Le discours du chef d’état-major de l’armée algérienne Ahmed Gaid Salah a dû réconforter Abdelaziz Bouteflika. Cela change un peu des coups de boutoir assenés depuis plusieurs jours par les opposants à son vœu de cinquième mandat.
C’est vrai que le «vieux» et les treillis n’ont pas toujours été en odeur de sainteté. Mais devant certaines situations, il peut arriver que le chat et le chien se serrent les pattes pour traverser une rivière en crû, ne serait-ce que le temps de laisser la tempête passer. Encore que dans le cas d’espèce, le général Salah doit bien cela à Boutef, car c’est le locataire du palais d’El Mouradia qui a fait le vide dans la hiérarchie militaire pour le hisser là où il est : les généraux Mediene, Betchine et autre «Toufik», (son ennemi juré) ont été mis sur la touche pour laisser le champ libre à Salah, qui est à présent le Big Brother algérien et la carapace du régime. Autrement dit, tout l’appareil répressif est entre les mains du chef d’état major et vice-ministre de la défense.
Retour à l’ascenseur donc d’un securocrate qui sait à qui il doit sa position, mais aussi, posture d’un général qui défend ses privilèges car dans la grande muette, on imagine que le général Salah n’a pas que seulement des amis.

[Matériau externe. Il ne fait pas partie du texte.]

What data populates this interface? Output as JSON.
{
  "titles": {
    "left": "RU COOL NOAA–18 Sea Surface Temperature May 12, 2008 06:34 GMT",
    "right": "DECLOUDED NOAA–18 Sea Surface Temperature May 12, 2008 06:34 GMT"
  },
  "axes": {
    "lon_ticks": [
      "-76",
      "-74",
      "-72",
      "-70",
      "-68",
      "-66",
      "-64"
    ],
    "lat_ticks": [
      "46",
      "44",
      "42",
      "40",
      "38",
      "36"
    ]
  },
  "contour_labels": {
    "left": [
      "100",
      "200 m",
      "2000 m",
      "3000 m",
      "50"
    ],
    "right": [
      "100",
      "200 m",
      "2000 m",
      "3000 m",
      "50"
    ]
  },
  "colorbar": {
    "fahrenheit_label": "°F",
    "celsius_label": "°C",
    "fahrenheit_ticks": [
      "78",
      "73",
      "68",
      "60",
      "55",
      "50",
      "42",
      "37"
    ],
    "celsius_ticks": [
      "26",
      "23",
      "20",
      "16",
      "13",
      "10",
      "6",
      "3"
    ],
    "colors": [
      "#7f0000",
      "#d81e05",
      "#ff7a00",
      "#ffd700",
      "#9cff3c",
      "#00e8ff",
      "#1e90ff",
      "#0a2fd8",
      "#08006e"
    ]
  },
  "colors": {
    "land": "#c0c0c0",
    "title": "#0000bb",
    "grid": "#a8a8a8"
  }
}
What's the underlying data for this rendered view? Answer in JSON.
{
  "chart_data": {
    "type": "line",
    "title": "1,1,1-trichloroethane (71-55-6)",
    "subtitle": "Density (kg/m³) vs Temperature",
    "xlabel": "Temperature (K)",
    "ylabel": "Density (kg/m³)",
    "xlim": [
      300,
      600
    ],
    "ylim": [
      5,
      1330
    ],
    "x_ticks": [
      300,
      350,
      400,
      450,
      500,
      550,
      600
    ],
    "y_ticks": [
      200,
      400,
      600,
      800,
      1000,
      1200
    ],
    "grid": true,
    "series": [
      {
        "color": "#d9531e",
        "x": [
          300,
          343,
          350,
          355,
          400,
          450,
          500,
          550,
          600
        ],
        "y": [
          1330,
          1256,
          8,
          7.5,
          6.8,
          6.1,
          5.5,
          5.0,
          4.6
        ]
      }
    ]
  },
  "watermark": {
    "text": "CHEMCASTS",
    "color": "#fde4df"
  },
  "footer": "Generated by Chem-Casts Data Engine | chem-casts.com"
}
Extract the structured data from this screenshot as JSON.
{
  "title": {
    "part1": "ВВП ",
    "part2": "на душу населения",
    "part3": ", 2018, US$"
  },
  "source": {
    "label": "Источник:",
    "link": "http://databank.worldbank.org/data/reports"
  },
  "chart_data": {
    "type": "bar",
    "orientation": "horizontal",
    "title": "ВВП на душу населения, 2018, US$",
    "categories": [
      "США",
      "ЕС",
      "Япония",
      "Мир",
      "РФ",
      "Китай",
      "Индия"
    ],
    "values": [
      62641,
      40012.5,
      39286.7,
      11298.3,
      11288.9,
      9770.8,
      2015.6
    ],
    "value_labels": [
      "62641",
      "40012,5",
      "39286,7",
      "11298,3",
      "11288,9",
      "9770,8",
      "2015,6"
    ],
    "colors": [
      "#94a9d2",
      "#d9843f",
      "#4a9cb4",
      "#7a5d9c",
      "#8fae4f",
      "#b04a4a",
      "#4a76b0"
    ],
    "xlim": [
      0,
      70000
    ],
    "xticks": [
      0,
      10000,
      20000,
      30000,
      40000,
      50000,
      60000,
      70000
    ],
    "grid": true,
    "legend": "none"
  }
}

En secouant l’épouvantail des années «braise et de douleur», le chef militaire espère semer le doute et la peur dans le cœur des jeunes manifestants algériens. Mais peut-être qu’en adoptant le langage informatique, le militaire devrait taper sur la touche «F5» pour actualiser son niveau de compréhension de la mentalité de la jeunesse algérienne.
Pendant les fameuses années de braise, avait-il vu les manifestants balayer les rues après leur protestation ? Ou encore ces jeunes mobilisés dans les ruelles qui scandent, mais paisiblement et pacifiquement leurs idées, leurs avis, leurs désirs, leur envie que cette tentative désespérée de Bouteflika de rester au pouvoir malgré le poids de l’âge ? Certainement pas. Et même à la disparition d’Habib Bourguiba, et même avant, on avait vu apparaître de mortifères luttes de clan, car le «combattant suprême» avait fait le vide autour de lui. C’est quasiment pareil actuellement avec la «nomenklatura» Bouteflekiste.
Pourtant le célèbre malade d’Algérie devrait se convaincre que les Algériens ne sont pas aussi amnésiques au point de rêver de marcher dans la même mélasse qui leur avait rendu la vie horrible il y a une vingtaine d’années. Le président algérien devrait donc avoir la «sagesse» de comprendre cet état de fait et en tirer des leçons. Car si l’armée est le garant de la stabilité, elle est aussi le dernier recours, et c’est un secret de polichinelle que le général-major Gaid Salah, se verrait chausser les patogasses du maréchal égyptien Al-Sissi
Du reste, on se demande jusqu’où le soutien de l’armée algérienne ira-t-il ? Et pendant combien de temps durera-t-elle ? L’armée osera-t-elle tirer sur des manifestants pacifiques ? Est-ce sa vocation première ? Car les militaires algériens ne viennent pas de la planète Mars et font partie du peuple. Même phagocytés dans le moule astreignant de la discipline militaire, ils ne retournent pas séjourner sur des arbres pendant leur «permission» ou leurs quartiers libres. Ils rejoignent des familles algériennes, celles-là même qui figurent parmi les milliers de manifestants qui inondent les rues du pays pour exprimer leur envie de voir un changement qualitatif dans leur espérance de vie. C’est dire que l’armée est prête à protéger Boutef, mais sous réserve que la situation ne devienne pas ingérable, que le peuple recule. Car si d’aventure la réprobation de la rue s’amplifiait… et d’ici le 18 avril tout basculait, par l’étalage de quelques macchabées. En ce moment, entre Boutef et le peuple, Gaid Salah, n’aura pas le choix.
Plutôt donc que d’essayer d’épouvanter des Algériens qui n’ont vraiment plus rien à perdre au point justement d’avoir peur, les efforts et les énergies pourraient être concentrées pour faire entendre raison à un président sortant candidat à sa propre succession qu’il y a une heure pour tout et que tout a une fin. On ne peut faire son temps et celui de ses fils et petits-fils. A 82 ans, malade, l’enfant de Tlecem a droit à aller se soigner loin des problèmes de la Républiques.